|<<>>|431 of 714 Show listMobile Mode

Tao of Bush

Published by marco on

Updated by marco on

The article Bush Tells West Point Graduates Terror War Is in Early Stages (Bloomberg) covers Bush’s commencement speech this year, in which he lifted everyone’s spirits with zingers like the one about how the Global War on Terror “will rival the Cold War in its length and difficulty”. It sound like his customary wit must have had them all in stitches. In a rare show of honesty, Bush acknowledged his tendency to not finish what he started by noting further that “[t]he war began on my watch, but it’s going to end on your watch”. I can just see his former business partners wincing knowlingly and ruefully shaking their heads.

Democracy for Everybody!

Bush instructed the cadets on their mission—the one that eventually stuck as the only one even FOX News would buy as the reason for invading Iraq—bringing democracy to the world. “Bush alluded to Iran and Syria as governments that aren’t adopting democratic principles”, while at the same time pretending he was firing a mounted turret gun and making shooting noises through pursed lips. Countries like Egypt (“$2 billion in U.S. aid per year”) which is run as a quasi-dictatorship, Israel ($3 billion plus in U.S. aid per year), which only allows Jewish people to hold office, and Saudi Arabia, which is ruled by a single royal family, were not deemed to be suffering from any sort of democratic deficit by Bush. Funny that.
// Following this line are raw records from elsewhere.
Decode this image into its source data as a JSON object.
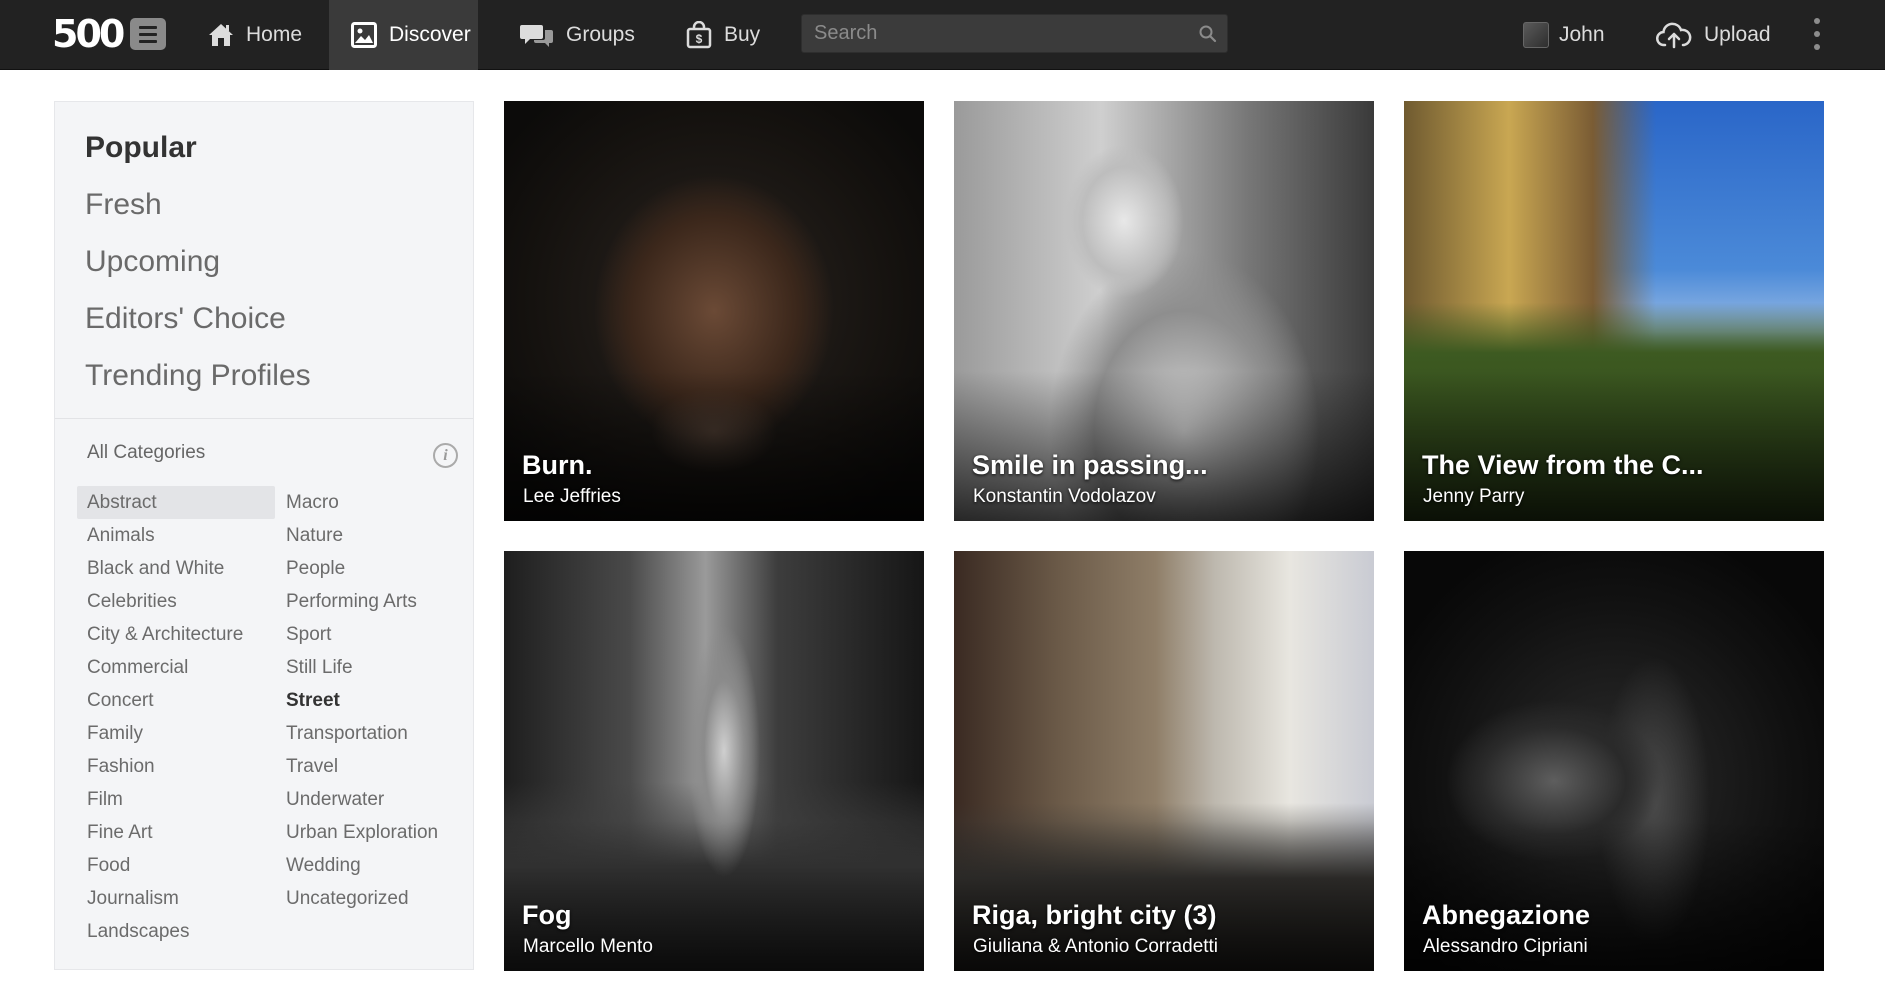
{
  "topbar": {
    "logo_text": "500",
    "nav": [
      {
        "label": "Home",
        "icon": "home-icon"
      },
      {
        "label": "Discover",
        "icon": "image-icon",
        "active": true
      },
      {
        "label": "Groups",
        "icon": "chat-bubbles-icon"
      },
      {
        "label": "Buy",
        "icon": "shopping-bag-icon"
      }
    ],
    "search": {
      "placeholder": "Search",
      "value": ""
    },
    "user": {
      "name": "John",
      "icon": "avatar"
    },
    "upload_label": "Upload"
  },
  "sidebar": {
    "feeds": [
      {
        "label": "Popular",
        "active": true
      },
      {
        "label": "Fresh"
      },
      {
        "label": "Upcoming"
      },
      {
        "label": "Editors' Choice"
      },
      {
        "label": "Trending Profiles"
      }
    ],
    "categories_header": "All Categories",
    "categories_left": [
      "Abstract",
      "Animals",
      "Black and White",
      "Celebrities",
      "City & Architecture",
      "Commercial",
      "Concert",
      "Family",
      "Fashion",
      "Film",
      "Fine Art",
      "Food",
      "Journalism",
      "Landscapes"
    ],
    "categories_right": [
      "Macro",
      "Nature",
      "People",
      "Performing Arts",
      "Sport",
      "Still Life",
      "Street",
      "Transportation",
      "Travel",
      "Underwater",
      "Urban Exploration",
      "Wedding",
      "Uncategorized"
    ],
    "highlighted_category": "Abstract",
    "selected_category": "Street"
  },
  "photos": [
    {
      "title": "Burn.",
      "author": "Lee Jeffries"
    },
    {
      "title": "Smile in passing...",
      "author": "Konstantin Vodolazov"
    },
    {
      "title": "The View from the C...",
      "author": "Jenny Parry"
    },
    {
      "title": "Fog",
      "author": "Marcello Mento"
    },
    {
      "title": "Riga, bright city (3)",
      "author": "Giuliana & Antonio Corradetti"
    },
    {
      "title": "Abnegazione",
      "author": "Alessandro Cipriani"
    }
  ],
  "colors": {
    "topbar_bg": "#222222",
    "active_nav_bg": "#3a3a3a",
    "sidebar_bg": "#f4f5f7"
  }
}
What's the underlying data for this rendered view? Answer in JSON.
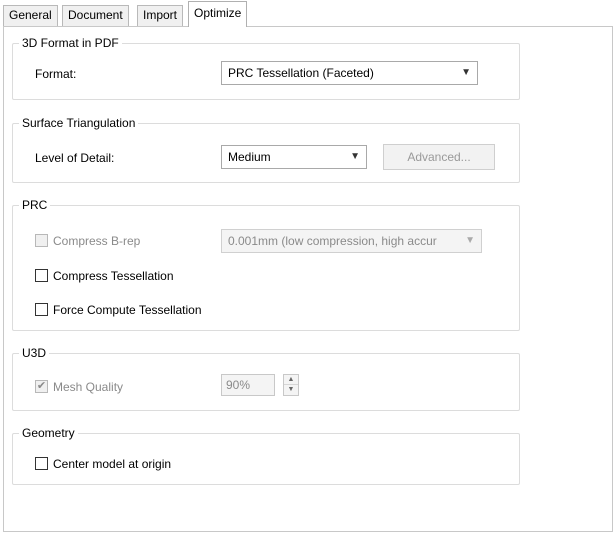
{
  "tabs": [
    {
      "label": "General"
    },
    {
      "label": "Document"
    },
    {
      "label": "Import"
    },
    {
      "label": "Optimize"
    }
  ],
  "format_group": {
    "title": "3D Format in PDF",
    "format_label": "Format:",
    "format_value": "PRC Tessellation (Faceted)"
  },
  "surface_group": {
    "title": "Surface Triangulation",
    "lod_label": "Level of Detail:",
    "lod_value": "Medium",
    "advanced_label": "Advanced..."
  },
  "prc_group": {
    "title": "PRC",
    "compress_brep_label": "Compress B-rep",
    "compress_brep_checked": false,
    "compress_brep_value": "0.001mm (low compression, high accur",
    "compress_tess_label": "Compress Tessellation",
    "compress_tess_checked": false,
    "force_compute_label": "Force Compute Tessellation",
    "force_compute_checked": false
  },
  "u3d_group": {
    "title": "U3D",
    "mesh_quality_label": "Mesh Quality",
    "mesh_quality_checked": true,
    "mesh_quality_value": "90%"
  },
  "geometry_group": {
    "title": "Geometry",
    "center_label": "Center model at origin",
    "center_checked": false
  },
  "icons": {
    "dropdown": "chevron-down-icon",
    "check": "checkmark-icon",
    "spin_up": "arrow-up-icon",
    "spin_down": "arrow-down-icon"
  }
}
Prevention is not Preëmption

Bush continued to come clean to the cadets, instructing them in the “Tao of Bush”, a philosophy of life in which one cannot spare “second thoughts”—presumably because the first one caused such pain when it happened.
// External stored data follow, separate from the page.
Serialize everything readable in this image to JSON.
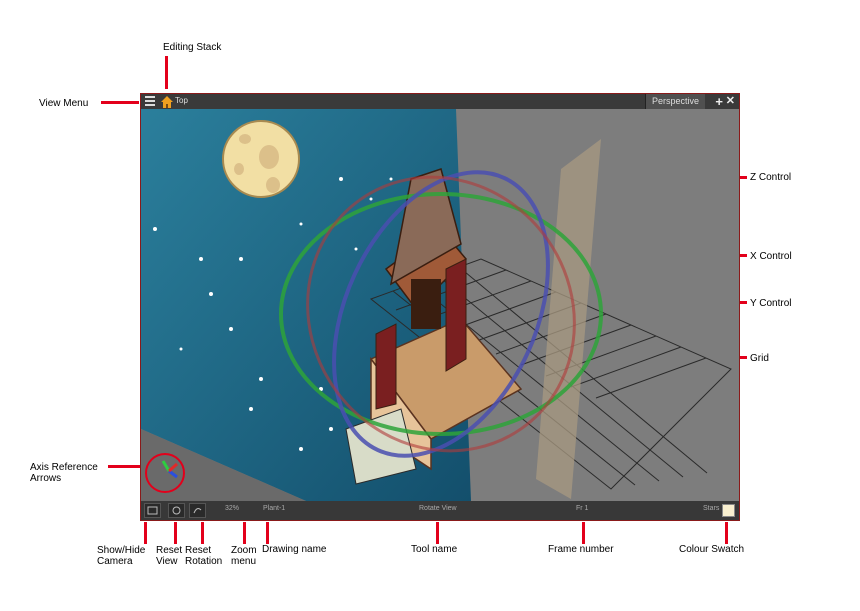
{
  "callouts": {
    "editing_stack": "Editing Stack",
    "view_menu": "View Menu",
    "z_control": "Z Control",
    "x_control": "X Control",
    "y_control": "Y Control",
    "grid": "Grid",
    "axis_reference": "Axis Reference\nArrows",
    "show_hide_camera": "Show/Hide\nCamera",
    "reset_view": "Reset\nView",
    "reset_rotation": "Reset\nRotation",
    "zoom_menu": "Zoom\nmenu",
    "drawing_name": "Drawing name",
    "tool_name": "Tool name",
    "frame_number": "Frame number",
    "colour_swatch": "Colour Swatch"
  },
  "window": {
    "stack_label": "Top",
    "view_tab": "Perspective"
  },
  "status_bar": {
    "zoom": "32%",
    "drawing": "Plant-1",
    "tool": "Rotate View",
    "frame": "Fr 1",
    "swatch_name": "Stars"
  },
  "colors": {
    "callout_line": "#e3001b",
    "sky": "#1f6a8a",
    "grid_floor": "#7a7a7a",
    "swatch": "#f8efcf",
    "z_ring": "#4a4fb0",
    "x_ring": "#b03a3a",
    "y_ring": "#2ea33a"
  },
  "icons": [
    "view-menu-icon",
    "home-icon",
    "add-icon",
    "close-icon",
    "camera-icon",
    "reset-view-icon",
    "reset-rotation-icon",
    "axis-arrows-icon"
  ]
}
“Bush and other administration officials have said they had no second thoughts about the results of the preemption policy, even though no chemical, biological or nuclear weapons were found in Iraq after dictator Hussein was deposed.”
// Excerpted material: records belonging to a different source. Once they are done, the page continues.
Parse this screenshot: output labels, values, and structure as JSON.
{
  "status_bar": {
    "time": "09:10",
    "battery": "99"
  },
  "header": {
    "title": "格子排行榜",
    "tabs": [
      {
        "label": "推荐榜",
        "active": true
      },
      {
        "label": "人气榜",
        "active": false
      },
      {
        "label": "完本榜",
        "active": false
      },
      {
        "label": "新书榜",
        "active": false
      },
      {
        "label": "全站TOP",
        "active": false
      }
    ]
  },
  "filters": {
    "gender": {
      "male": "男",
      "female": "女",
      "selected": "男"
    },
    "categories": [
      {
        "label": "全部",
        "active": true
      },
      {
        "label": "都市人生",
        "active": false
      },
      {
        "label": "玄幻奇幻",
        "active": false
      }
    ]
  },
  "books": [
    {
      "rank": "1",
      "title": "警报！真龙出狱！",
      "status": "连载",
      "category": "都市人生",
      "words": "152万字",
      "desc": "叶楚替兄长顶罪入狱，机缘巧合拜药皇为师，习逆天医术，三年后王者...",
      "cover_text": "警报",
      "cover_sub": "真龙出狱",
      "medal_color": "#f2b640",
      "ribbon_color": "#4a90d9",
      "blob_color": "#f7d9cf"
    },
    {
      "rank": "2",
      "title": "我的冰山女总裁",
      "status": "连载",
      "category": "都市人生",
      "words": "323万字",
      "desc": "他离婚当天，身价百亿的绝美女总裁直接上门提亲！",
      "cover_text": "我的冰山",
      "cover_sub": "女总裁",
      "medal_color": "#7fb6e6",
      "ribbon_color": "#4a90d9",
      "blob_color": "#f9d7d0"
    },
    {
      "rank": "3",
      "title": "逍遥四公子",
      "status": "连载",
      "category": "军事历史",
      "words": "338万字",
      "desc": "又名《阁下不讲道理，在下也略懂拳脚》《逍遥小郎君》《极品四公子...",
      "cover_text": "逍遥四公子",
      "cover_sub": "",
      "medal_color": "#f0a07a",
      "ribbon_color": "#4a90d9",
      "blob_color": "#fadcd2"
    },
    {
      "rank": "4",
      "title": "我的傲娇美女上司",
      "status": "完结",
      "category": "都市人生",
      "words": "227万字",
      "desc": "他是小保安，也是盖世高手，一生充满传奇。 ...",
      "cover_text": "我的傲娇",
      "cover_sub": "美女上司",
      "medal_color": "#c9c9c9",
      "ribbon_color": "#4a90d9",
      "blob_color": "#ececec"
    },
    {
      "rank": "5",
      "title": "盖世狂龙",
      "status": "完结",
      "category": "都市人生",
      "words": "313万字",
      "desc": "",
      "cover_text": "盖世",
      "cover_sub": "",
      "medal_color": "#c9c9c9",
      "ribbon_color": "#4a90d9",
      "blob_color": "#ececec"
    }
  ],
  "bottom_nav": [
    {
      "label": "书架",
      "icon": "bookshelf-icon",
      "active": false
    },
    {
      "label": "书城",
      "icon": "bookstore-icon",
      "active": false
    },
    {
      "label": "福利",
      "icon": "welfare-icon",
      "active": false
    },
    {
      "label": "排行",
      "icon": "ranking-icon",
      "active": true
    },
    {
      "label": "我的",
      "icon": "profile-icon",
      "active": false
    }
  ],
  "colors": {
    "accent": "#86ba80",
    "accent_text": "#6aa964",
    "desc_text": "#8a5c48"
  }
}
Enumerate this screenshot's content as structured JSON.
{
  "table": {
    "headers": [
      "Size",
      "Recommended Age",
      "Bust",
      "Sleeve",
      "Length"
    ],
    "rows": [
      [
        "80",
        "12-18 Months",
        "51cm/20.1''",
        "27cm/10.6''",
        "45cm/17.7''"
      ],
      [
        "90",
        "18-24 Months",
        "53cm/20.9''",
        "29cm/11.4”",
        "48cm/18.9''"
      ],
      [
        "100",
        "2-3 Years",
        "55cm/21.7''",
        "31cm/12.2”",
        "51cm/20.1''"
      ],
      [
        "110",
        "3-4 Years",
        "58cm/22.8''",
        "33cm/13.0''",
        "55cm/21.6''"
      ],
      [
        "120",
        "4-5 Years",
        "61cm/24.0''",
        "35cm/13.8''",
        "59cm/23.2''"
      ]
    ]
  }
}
It is in this same sentence that the reporter manages to—hopefully innocently—mix two completely different concepts: preëmptive and preventive war. To be fair, they both sound about the same, but journalists should at least pretend to a greater intellectual depth than Bush himself has. The Bush administration is a proponent of, and wages, preventive wars, which are not legal under any circumstances according to international law. Preëmptive wars are legal if the attack being preëmpted is either clearly imminent or already underway. Just because Bush said an Iraqi attack was imminent—and most of America believed him—doesn’t mean that it was. Therefore the attack on Iraq is a preventive war.

It’s the difference between punching someone in the face because he’s about to take a swing at you (preëmptive) and punching someone in the face because he has hands (preventive). In Bush’s case, he didn’t even make sure the guy had hands first.